Door het Joodse volk als zondaars aan te spreken, benadrukt God dat zij de afgoden die zij waren gaan dienen, moeten afzweren en weer naar Hem terug moeten keren. Het Joodse volk moet denken aan de dingen die God vroeger heeft aangekondigd en die ook werkelijkheid geworden zijn. Dit gegeven maakt God compleet anders dan alle afgoden. Gods volk mag de zekerheid kennen dat alles wat God tot hen spreekt werkelijkheid zal worden. Zijn besluit zal onder alle omstandigheden bekrachtigd worden en alles wat Hij wil, breng Hij ten uitvoer.

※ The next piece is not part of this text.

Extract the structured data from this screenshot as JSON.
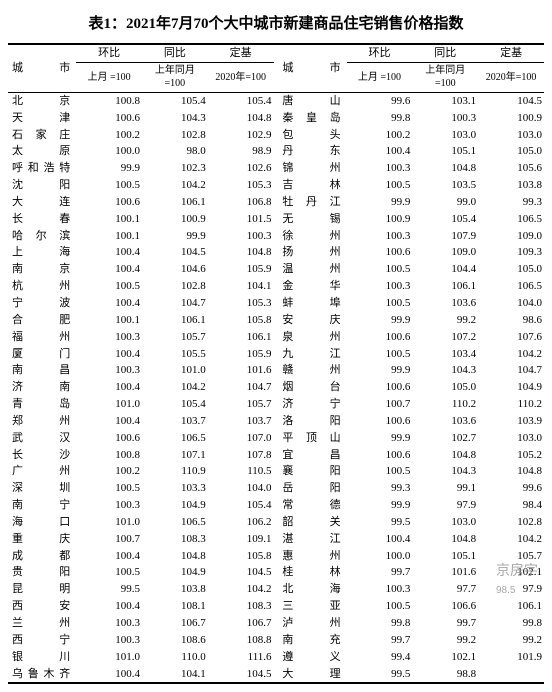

De profetische woorden die wij, als stichting, van mensen ontvangen hebben en de persoonlijke dromen die we samen met God de Vader en Koning Jezus hebben opgebouwd, geven ons een prachtig doel om aan te werken en naar uit te zien. De eerste jaren gaven ze ook veel passie om de vervulling van deze woorden na te jagen, maar na een paar jaar zag ik minder van deze woorden en dromen vervuld zijn dan ik gehoopt had. Hierdoor ging ik de vervulling ervan nog harder najagen door zelf nog harder te werken. Op deze manier werd heel onbewust de vervulling van deze woorden en dromen belangrijker dan mijn gerichtheid op het Vaderhart van God de Vader en de regering van koning Jezus. Op deze manier kunnen profetische woorden en beelden ons zo in beslag nemen dat het afgoden worden. Dit gebeurt al helemaal als Satan deze woorden en dromen gaat gebruiken om ons aan te klagen en te ontmoedigen, door aan ons te vragen wat er mis met ons is, als deze woorden en dromen nog steeds geen werkelijkheid in ons leven geworden zijn.
Wij moeten nooit vergeten dat deze woorden en dromen van zichzelf geen leven of kracht hebben en daardoor zware lasten voor ons worden wanneer wij die vanuit eigen kracht proberen te realiseren. Toen ik de tekst uit Jesaja las, zei God tegen me dat ik niet verder in deze valkuil moest wegzakken dan ik onbewust al gedaan had. Hij riep me op om op Hem te blijven vertrouwen. Want alle woorden en beelden die we ontvangen hadden, wat Hij besloten had, zal van kracht worden, en alles wat Hij in deze woorden en beelden wil, zal Hij ten uitvoer brengen. Ik besloot mij te bekeren door de stichting opnieuw aan God de Vader en Koning Jezus te geven, uit te zien hoe Zij ons gaan gebruiken zodat Zijn besluiten met ons werk van kracht gaan worden en Zijn wil met de stichting ten uitvoer zal komen. Hierdoor ontving mijn hart nieuwe hoop en nieuwe vrede, waardoor ik bekrachtigd met een nieuw jaar van start kon gaan. Want ons profeteren en onze dromen zijn onvolmaakt, maar het hart van God de Vader en Koning Jezus zijn dit niet. Daarom zijn Zij het waard om door ons na gejaagd te worden.